He considered the possibility of tying him. He knew where there was a coil of light, pliable wire on the floor; he might be able to loop it over the giant's hands and legs while he slept, tie him securely, and then go through his pockets for the switch. Another hazard! But there was nothing else to do.

Garth lowered himself over the table's edge and slid quietly down the leg. He glanced at the sleeping man, then over across the room to where, beneath another table, the wire was—and his nerves jumped at what he saw there.

From the darkness under the table two spots of greenish fire, close to the floor, held steadily on him.

As he stared, they vanished, to reappear more to the right. With the movement, he glimpsed the outline of a lithe, crouching animal, and knew it to be the cat he and Hagendorff had experimented on earlier that night. It was stalking him in the deliberate manner of its kind!


t came edging around, so as to leap on him from the side. He knew that he represented fair prey to it; that if he tried to run, it would pounce on him from behind. Wearily he tensed his miniature body, standing poised on the balls of his feet and never dropping his eyes for a moment. He could not repress a grim smile at the ludicrousness of being attacked by an ordinary house-cat, even though it was tiger-sized to him. Though his victory over the weasel, a far deadlier fighter, made him confident he could dispatch it, there was another aspect to the approaching struggle. It would have to be fought in silence. Not four feet away, Hagendorff slept. There lay the overwhelming danger.

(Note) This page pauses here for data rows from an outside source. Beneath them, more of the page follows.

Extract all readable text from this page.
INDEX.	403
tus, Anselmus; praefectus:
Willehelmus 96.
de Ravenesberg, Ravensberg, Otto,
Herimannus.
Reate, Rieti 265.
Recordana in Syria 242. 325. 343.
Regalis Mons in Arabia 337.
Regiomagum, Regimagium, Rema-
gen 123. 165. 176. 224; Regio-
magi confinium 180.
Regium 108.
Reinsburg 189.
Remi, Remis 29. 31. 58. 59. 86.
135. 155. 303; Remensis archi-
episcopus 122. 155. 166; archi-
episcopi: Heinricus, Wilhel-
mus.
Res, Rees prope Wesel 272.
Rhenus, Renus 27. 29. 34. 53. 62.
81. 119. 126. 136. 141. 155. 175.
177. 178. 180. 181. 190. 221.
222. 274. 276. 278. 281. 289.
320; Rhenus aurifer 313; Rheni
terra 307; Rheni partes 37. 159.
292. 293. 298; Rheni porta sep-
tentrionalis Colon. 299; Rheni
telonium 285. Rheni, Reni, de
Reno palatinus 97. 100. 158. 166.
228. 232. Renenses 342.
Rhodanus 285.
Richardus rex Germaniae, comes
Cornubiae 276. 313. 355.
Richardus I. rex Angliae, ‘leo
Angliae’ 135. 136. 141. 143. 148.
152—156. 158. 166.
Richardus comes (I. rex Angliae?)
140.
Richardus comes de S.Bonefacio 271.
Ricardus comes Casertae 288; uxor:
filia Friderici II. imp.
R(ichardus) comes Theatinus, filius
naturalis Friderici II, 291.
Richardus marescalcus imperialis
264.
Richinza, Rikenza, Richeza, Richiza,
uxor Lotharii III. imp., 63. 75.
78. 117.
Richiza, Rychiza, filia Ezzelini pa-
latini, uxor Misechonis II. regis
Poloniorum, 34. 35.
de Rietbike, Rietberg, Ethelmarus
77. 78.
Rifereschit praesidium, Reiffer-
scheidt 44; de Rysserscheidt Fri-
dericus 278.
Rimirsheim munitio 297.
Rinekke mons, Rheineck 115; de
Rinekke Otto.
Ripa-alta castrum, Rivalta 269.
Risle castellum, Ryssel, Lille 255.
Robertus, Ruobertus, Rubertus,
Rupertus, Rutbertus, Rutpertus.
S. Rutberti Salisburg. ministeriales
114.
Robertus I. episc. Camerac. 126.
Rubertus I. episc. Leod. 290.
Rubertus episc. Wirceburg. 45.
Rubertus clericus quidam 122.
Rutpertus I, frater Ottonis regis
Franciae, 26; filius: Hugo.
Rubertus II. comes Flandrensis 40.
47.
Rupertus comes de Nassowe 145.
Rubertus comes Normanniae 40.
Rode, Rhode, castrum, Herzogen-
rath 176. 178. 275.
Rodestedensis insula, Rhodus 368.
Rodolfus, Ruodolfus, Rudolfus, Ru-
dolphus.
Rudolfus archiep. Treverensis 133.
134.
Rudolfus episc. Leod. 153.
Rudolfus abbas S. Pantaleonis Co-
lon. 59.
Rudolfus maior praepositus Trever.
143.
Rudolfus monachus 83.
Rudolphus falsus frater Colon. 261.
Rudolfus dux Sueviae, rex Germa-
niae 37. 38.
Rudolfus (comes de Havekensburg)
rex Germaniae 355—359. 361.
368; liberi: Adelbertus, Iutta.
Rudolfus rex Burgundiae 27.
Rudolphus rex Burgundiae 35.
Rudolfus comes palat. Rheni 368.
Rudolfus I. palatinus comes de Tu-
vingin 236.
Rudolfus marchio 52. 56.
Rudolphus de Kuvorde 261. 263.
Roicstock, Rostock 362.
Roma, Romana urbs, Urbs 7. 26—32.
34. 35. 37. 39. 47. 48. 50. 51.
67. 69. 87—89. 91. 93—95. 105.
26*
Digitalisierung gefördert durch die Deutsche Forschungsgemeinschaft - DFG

Even as these things flashed through his brain, the cat steadily inched nearer on its padded paws. Ghostly starlight framed it now; Garth could see the eager, quivering muscles, the long tail, flat behind, twitching slightly, the rigid, unstirring head and the slowly contracting paws. The terrible suspense of its stalking scraped his nerves. There would be a long pause, then an almost imperceptible hunching forward, with the tail ever twitching; then the same thing again, and over again. It became unbearable. Garth deliberately invited the attack.

He pretended to turn and run, his back towards it. At once he sensed its tensing body, its bunching muscles—then knew that it had sprung.

Whirling, he had a fleeting impression of a supple body in midair, of bristling claws and bared, needlepoint fangs. But he was ready. The weasel had taught him his best weapon, the great weight of his body. He streaked in beneath the wide-spread paws, shot his hands into the fur of the throat and threw himself against the shock of the animal's suddenly arrested leap.